L’entrée des joueurs

Tomber du ciel

15ème minute de jeu, le choc. Dans les deux sens du terme. Fontaine, le capitaine réunionnais, est exclu après un duel au milieu de terrain avec Niang, le milieu spinalien. Le joueur du SAS est évacué sur civière et transporté à l’hôpital. En tribunes, on ne comprend pas. Les premiers noms d’oiseaux à l’encontre de l’arbitre voltigent.

« Ce n’est pas bien grave, calme Michelle, la responsable du Kop Maloya. Lors d’un tour précédent, on s’est retrouvé à 9 contre 11. Et on est là aujourd’hui. On reste serein ».

Les supporters font bloc derrière leurs joueurs. Les premiers  » tiens bon Saint-Pierre, tiens bon ! «  sont chantés en même temps que les appels face-time avec les proches restés sur l’île.

Sur chaque ballon, chaque duel, chaque contact : des affamés. Les rares incursions dans la surface vosgienne et les quelques coups de pied arrêtés réunionnais sont accompagnés d’une ferveur monstre. Joueurs et supporters le savent : pour passer, il faudra tout donner.

0-0 à la mi-temps

Héroïques

La seconde période est à sens unique. Les insulaires ne parviennent plus à se montrer dangereux, jusqu’à la 82e minute. Ryan Ponti, l’héroïque buteur du tour précédent, dépose son défenseur et entre dans la surface. Il centre … personne ne coupe la trajectoire. Saint-Pierre a laissé passé sa dernière chance.

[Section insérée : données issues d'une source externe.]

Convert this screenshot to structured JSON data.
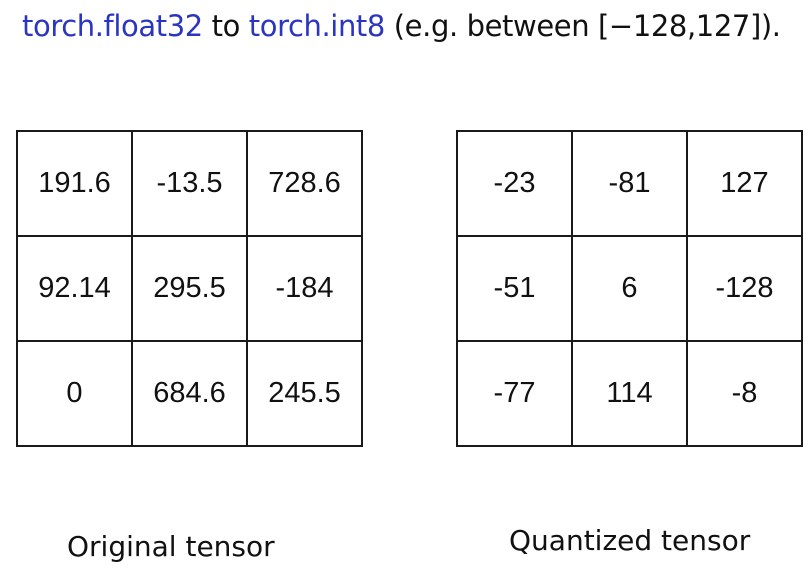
{
  "heading": {
    "from_type": "torch.float32",
    "connector": " to ",
    "to_type": "torch.int8",
    "suffix": " (e.g. between [−128,127])."
  },
  "original_tensor": {
    "caption": "Original tensor",
    "rows": [
      [
        "191.6",
        "-13.5",
        "728.6"
      ],
      [
        "92.14",
        "295.5",
        "-184"
      ],
      [
        "0",
        "684.6",
        "245.5"
      ]
    ]
  },
  "quantized_tensor": {
    "caption": "Quantized tensor",
    "rows": [
      [
        "-23",
        "-81",
        "127"
      ],
      [
        "-51",
        "6",
        "-128"
      ],
      [
        "-77",
        "114",
        "-8"
      ]
    ]
  }
}
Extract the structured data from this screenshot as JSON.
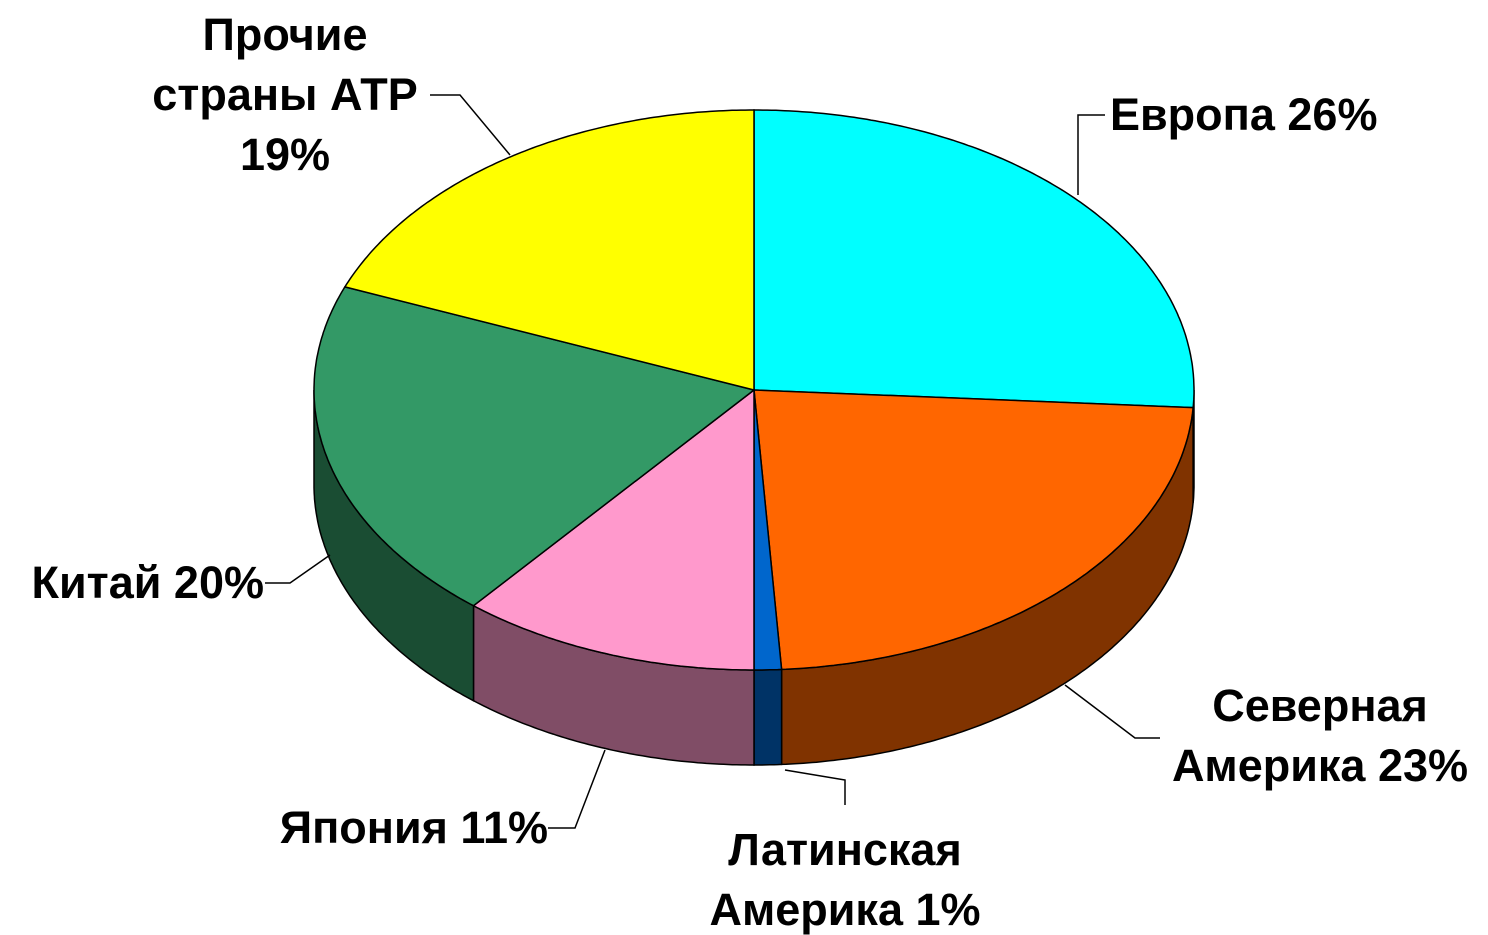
{
  "chart_data": {
    "type": "pie3d",
    "categories": [
      "Европа",
      "Северная Америка",
      "Латинская Америка",
      "Япония",
      "Китай",
      "Прочие страны АТР"
    ],
    "values": [
      26,
      23,
      1,
      11,
      20,
      19
    ],
    "value_labels": [
      "26%",
      "23%",
      "1%",
      "11%",
      "20%",
      "19%"
    ],
    "colors": [
      "#00ffff",
      "#ff6600",
      "#0066cc",
      "#ff99cc",
      "#339966",
      "#ffff00"
    ]
  }
}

L’arbitre siffle la fin du match. 0-0, prolongations. En infériorité numérique durant 80 minutes, à 11.000 kilomètres de chez eux, après avoir avalé 22.000 kilomètres la semaine précédente, les noirs et blancs emmènent Epinal, équipe de National 2, en prolongations. On a du mal à trouver d’autres mots que celui-ci : héroique.

On joue la 118e minute. Saint-Pierre est à 120 secondes d’emmener le SAS aux tirs aux buts. Puis … un drame pour les uns, la jouissance pour les autres. Epinal ouvre le score. Silence dans le parcage. Le choc. Encore.

 » Merci Saint-Pierre « 

Détresse

Le SAS Epinal s’impose 1-0 après prolongations. La pelouse est envahie par les supporters vosgiens. Mais pas que. Le kop Réunionnais pénètre également sur le terrain aux cris de  » Merci Saint-Pierre ». La JSSP ne sera pas le premier club ultra-marin à atteindre un huitième de finale de Coupe de France. A défaut d’entrer dans l’histoire, le parcours des Réunionnais aura gravé dans la mémoire de ses plus fidèles supporters des souvenirs, des voyages, des odeurs, des bruits, des rencontres intactes et éternels. Presque tout autant que l’histoire.

Pour Epinal, direction le prochain tour. Les vieux enlacent les jeunes qui câlinent les joueurs qui, eux, réconfortent leurs adversaires du jour. Notre premier amour continue son parcours fou. Oui, notre premier amour.